Although I was interviewing for a senior management position (as an experienced hire), they rejected me on the basis that I couldn't give them practical examples (this was despite me sharing with them practical/physical assets on design thinking and other frameworks that I had developed from scratch and been using in my business assessment).
From my perspective, if you are recruiting for a senior management position then your overriding focus should be on leadership, management style, culture development, rather than technical capabilities. I applied to this position because based on my experience PwC lacked expertise and reputation in this industry (compared to the market share and experience offered by Deloitte, Mckinsey, Bain, etc.). So it didn't surprise me when I found PwC being mocked at a vendor conference last week - where they mentioned PwC inviting ~18 vendors to an RFP exercise for their client. To the group, it showed PwC lacking point-of-view and experience in picking up a reasonable set of vendors - for instance, a simple practice would be to target the vendors in leaders and challengers in Gartner's magic quadrant rather than inviting every man and his dog to an RFP process - which is unprofessional and inefficient.

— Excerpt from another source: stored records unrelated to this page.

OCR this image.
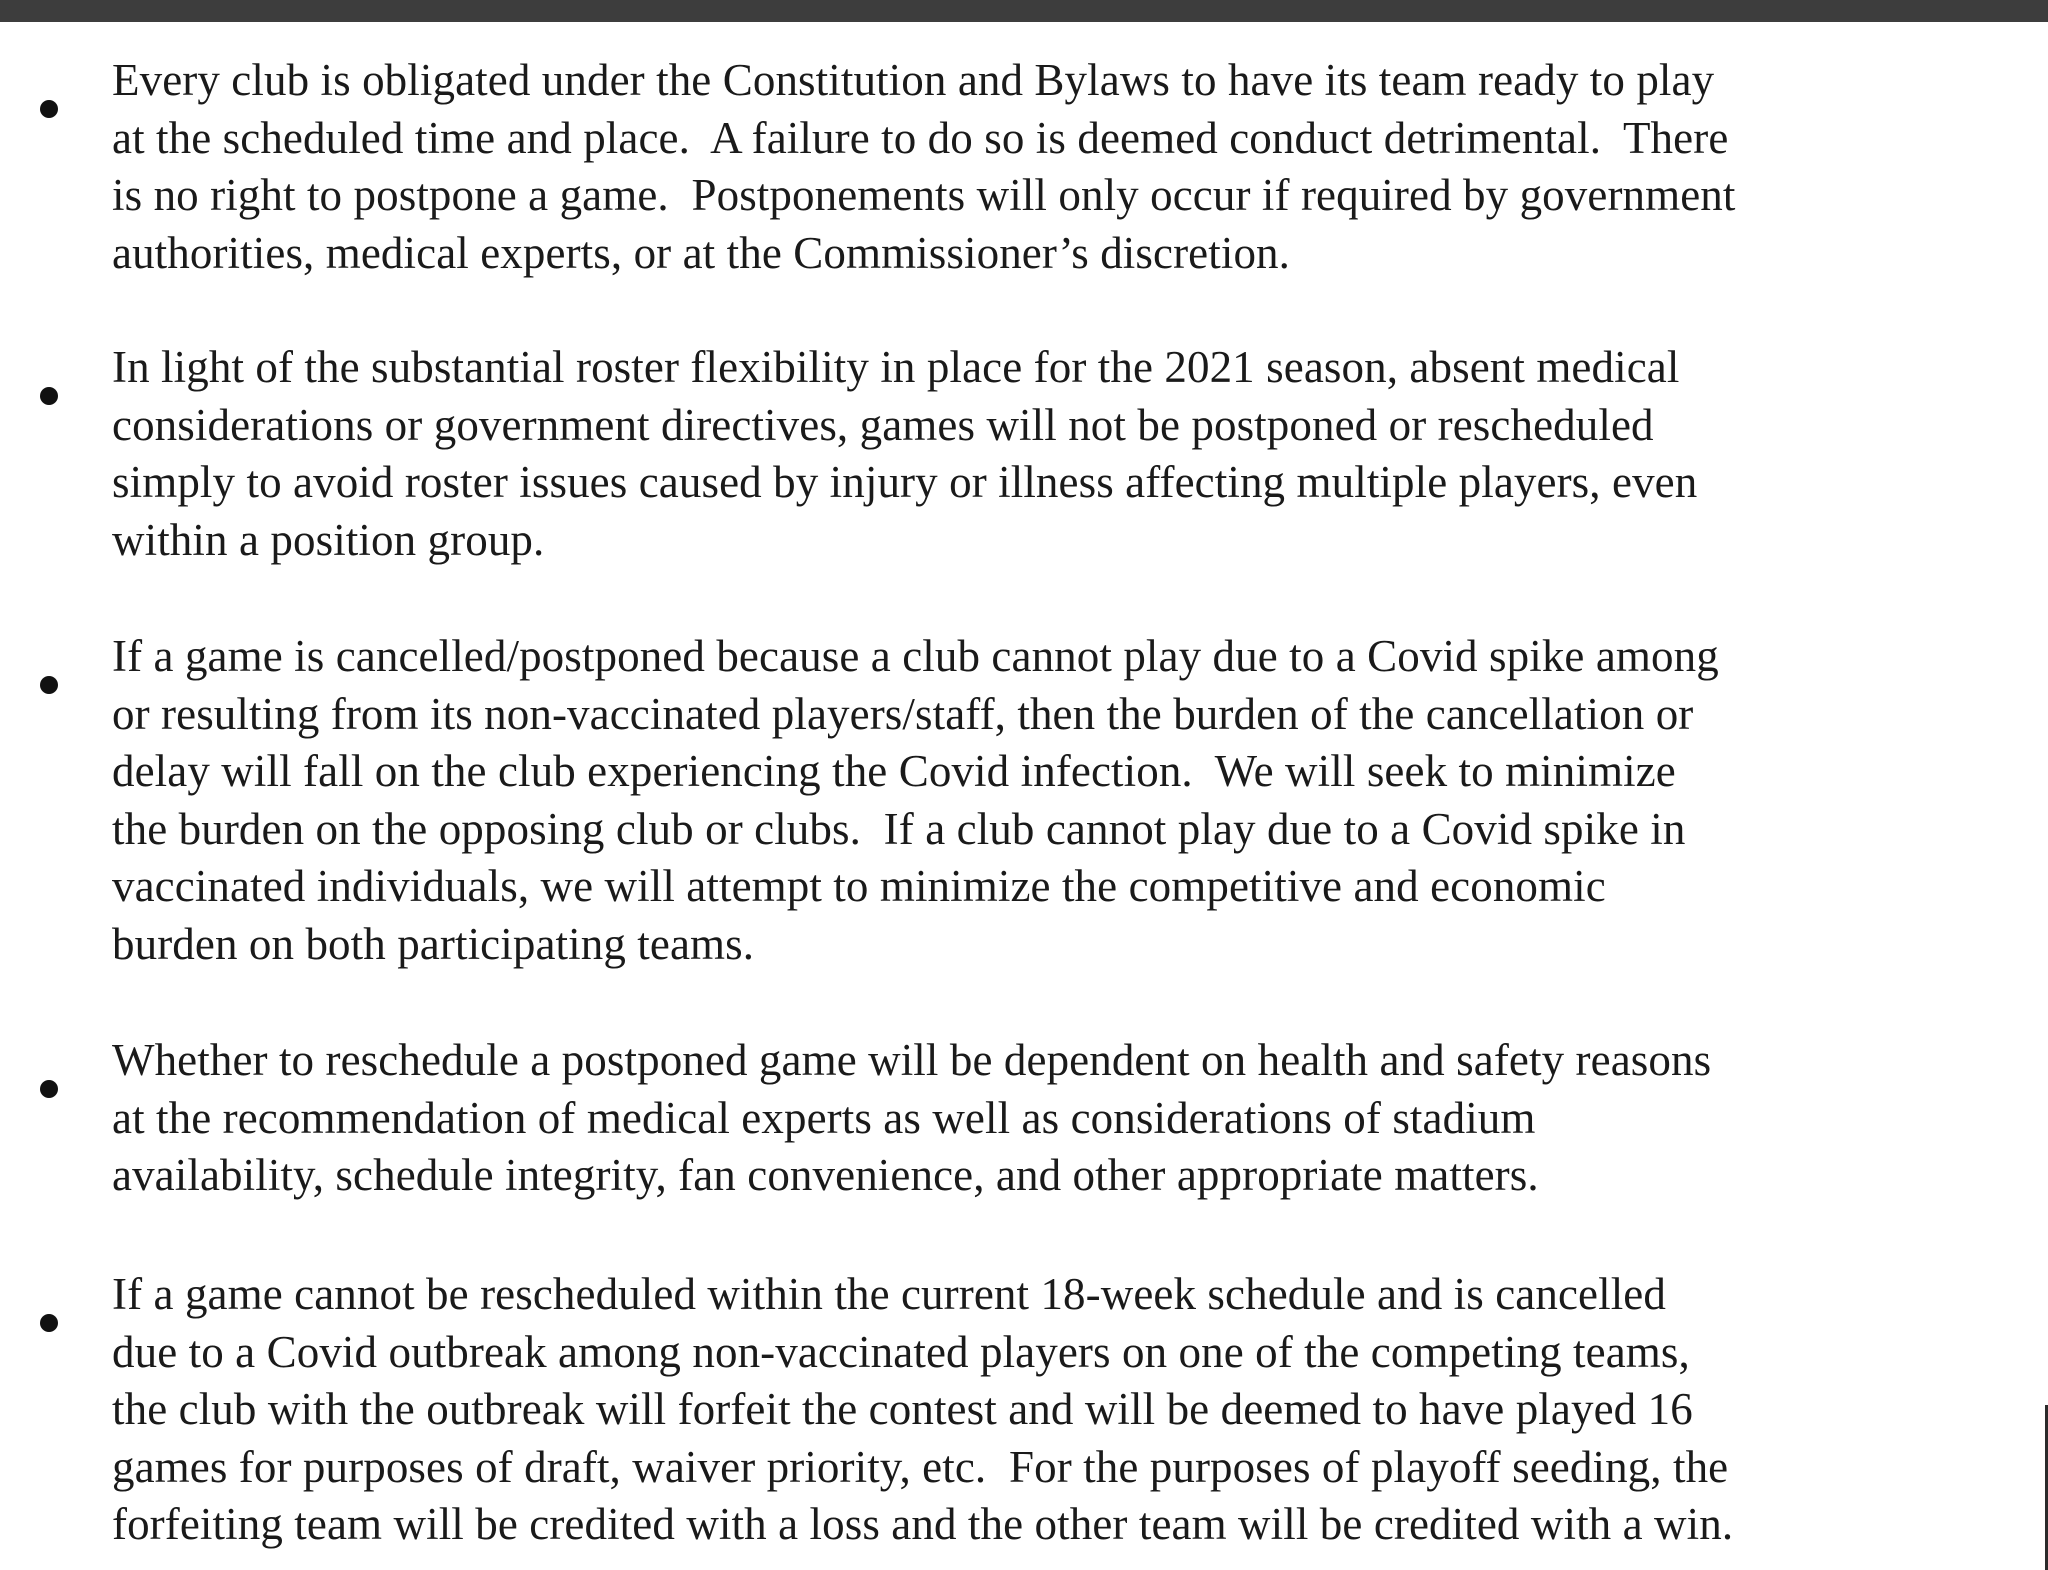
Every club is obligated under the Constitution and Bylaws to have its team ready to play
at the scheduled time and place.  A failure to do so is deemed conduct detrimental.  There
is no right to postpone a game.  Postponements will only occur if required by government
authorities, medical experts, or at the Commissioner’s discretion.

In light of the substantial roster flexibility in place for the 2021 season, absent medical
considerations or government directives, games will not be postponed or rescheduled
simply to avoid roster issues caused by injury or illness affecting multiple players, even
within a position group.

If a game is cancelled/postponed because a club cannot play due to a Covid spike among
or resulting from its non-vaccinated players/staff, then the burden of the cancellation or
delay will fall on the club experiencing the Covid infection.  We will seek to minimize
the burden on the opposing club or clubs.  If a club cannot play due to a Covid spike in
vaccinated individuals, we will attempt to minimize the competitive and economic
burden on both participating teams.

Whether to reschedule a postponed game will be dependent on health and safety reasons
at the recommendation of medical experts as well as considerations of stadium
availability, schedule integrity, fan convenience, and other appropriate matters.

If a game cannot be rescheduled within the current 18-week schedule and is cancelled
due to a Covid outbreak among non-vaccinated players on one of the competing teams,
the club with the outbreak will forfeit the contest and will be deemed to have played 16
games for purposes of draft, waiver priority, etc.  For the purposes of playoff seeding, the
forfeiting team will be credited with a loss and the other team will be credited with a win.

The interviewer had less than 7 years of experience (compared to my 20+ years in the industry (working for different verticals), and 4 years working independently) after university and reflected clear knowledge gaps - which became apparent as I shared insights with him.
The talk about commitment to diversity turns disingenuous when your processes and criteria do not adapt. To reject an applicant who is from a diverse background, being interviewed as an experienced hire, and applying for a senior management position - on the basis of lack of practical examples in a 1:1 interview where you lack experience yourself - reflects a lazy, unprofessional, and disingenuous approach.
If you really want people with a diverse background then be prepared to 'walk-the-talk' and accept that those diverse people will not fit your cookie-cutter selection criteria - you will need to learn to become open and accept and embrace diversity. Failing that, you will hire people with the same mindset and mentality - the new will reinforce the old and you will struggle to evolve to your core.
Re professionalism - during the process, they changed dates, changed the interviewer and location at last minute - with no apology - until I flagged that to the interviewer who was completely unaware of the situation.